EU MINISTERS are expected to endorse European Commission calls for a new strategy towards China later this month, instead of next week as originally planned, because of a bizarre presentational dispute.

The delay follows a clash between national governments and the Commission over the degree to which the five strands or 'pillars' of the Union's China policy from 1995, including social reform and poverty alleviation, should be put at the centre of a new 17-million-ecu cooperation programme.

The Commission resisted giving the pillars too high a profile, arguing that priorities had changed and the EU should focus instead on China's entry to the World Trade Organisation and economic reforms following Asia's financial crisis.

But the UK presidency insisted the China strategy should be presented in simple terms which people could understand, and remain consistent with the 1995 strategy.

The irony was that both sides agreed on the fundamental aim of the text: constructive and coherent engagement with China, crowned by a series of annual summits.

The Commission and the presidency managed to settle the disagreement this week in 20 minutes, said one insider, although not in time for foreign ministers to give it the official seal of approval at their meeting next Monday (8 June).

Commission officials claim the disagreement was based mainly on misunderstandings arising from a long-drawn-out diplomatic exchange, and say the China paper should be adopted without debate by the end of the month.

But critics argue that the dispute, focusing on presentation rather than substance, highlights the fundamental problem with Europe's policy towards Beijing.

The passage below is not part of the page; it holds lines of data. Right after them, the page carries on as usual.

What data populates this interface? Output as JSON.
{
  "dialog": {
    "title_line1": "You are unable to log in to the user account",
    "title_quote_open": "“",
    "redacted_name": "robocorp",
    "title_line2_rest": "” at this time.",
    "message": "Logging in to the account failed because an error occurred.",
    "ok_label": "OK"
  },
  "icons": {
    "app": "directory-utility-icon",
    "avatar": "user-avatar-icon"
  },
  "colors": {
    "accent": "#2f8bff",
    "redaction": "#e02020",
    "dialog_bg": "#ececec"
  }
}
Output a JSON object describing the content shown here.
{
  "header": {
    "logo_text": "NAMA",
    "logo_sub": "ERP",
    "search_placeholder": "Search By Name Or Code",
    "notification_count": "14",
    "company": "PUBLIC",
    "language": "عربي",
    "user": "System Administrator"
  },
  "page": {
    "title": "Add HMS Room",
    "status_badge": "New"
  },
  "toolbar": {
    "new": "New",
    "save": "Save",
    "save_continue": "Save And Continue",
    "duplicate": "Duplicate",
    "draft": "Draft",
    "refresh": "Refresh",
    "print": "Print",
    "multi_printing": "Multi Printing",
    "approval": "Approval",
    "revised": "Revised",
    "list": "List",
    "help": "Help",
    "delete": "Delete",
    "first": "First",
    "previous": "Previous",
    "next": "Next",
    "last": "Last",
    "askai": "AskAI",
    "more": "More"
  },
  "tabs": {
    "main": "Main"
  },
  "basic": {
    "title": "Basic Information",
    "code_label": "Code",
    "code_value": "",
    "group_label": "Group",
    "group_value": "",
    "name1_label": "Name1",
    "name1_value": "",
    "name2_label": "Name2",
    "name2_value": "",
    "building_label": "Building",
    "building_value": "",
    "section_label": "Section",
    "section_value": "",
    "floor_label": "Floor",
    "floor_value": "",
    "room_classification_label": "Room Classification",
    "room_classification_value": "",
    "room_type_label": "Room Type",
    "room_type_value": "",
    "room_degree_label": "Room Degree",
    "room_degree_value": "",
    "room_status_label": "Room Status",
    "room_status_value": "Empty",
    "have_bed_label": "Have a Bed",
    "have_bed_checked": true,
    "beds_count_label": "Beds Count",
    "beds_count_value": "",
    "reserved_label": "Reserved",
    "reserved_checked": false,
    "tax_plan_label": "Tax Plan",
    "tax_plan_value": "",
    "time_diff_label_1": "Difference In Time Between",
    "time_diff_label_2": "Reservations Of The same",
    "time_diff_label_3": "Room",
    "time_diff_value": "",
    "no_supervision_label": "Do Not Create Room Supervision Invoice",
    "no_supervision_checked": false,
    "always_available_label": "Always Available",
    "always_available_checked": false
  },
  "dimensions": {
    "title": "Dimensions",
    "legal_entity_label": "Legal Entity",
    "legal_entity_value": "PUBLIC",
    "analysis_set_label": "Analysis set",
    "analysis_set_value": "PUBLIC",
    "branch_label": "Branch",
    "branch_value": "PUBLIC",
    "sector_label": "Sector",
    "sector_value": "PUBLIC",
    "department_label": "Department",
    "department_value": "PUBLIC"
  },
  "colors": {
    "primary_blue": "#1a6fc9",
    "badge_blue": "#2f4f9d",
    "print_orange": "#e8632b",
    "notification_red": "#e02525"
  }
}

They say the Union spends more time drafting contorted forms of words to satisfy both European public opinion and China than actually addressing basic issues.

"We want a consistency between what the EU says and the concrete measures it takes to achieve that," said Jean-Paul Marthoz of Human Rights Watch in Brussels.

He added that although presentation was important, and blanket condemnations were not necessarily the right way to improve matters, the Union should be considerably more frank when talking to Beijing. "We are not calling for violent statements, but we do think the EU should make a serious assessment of the situation in China," he insisted.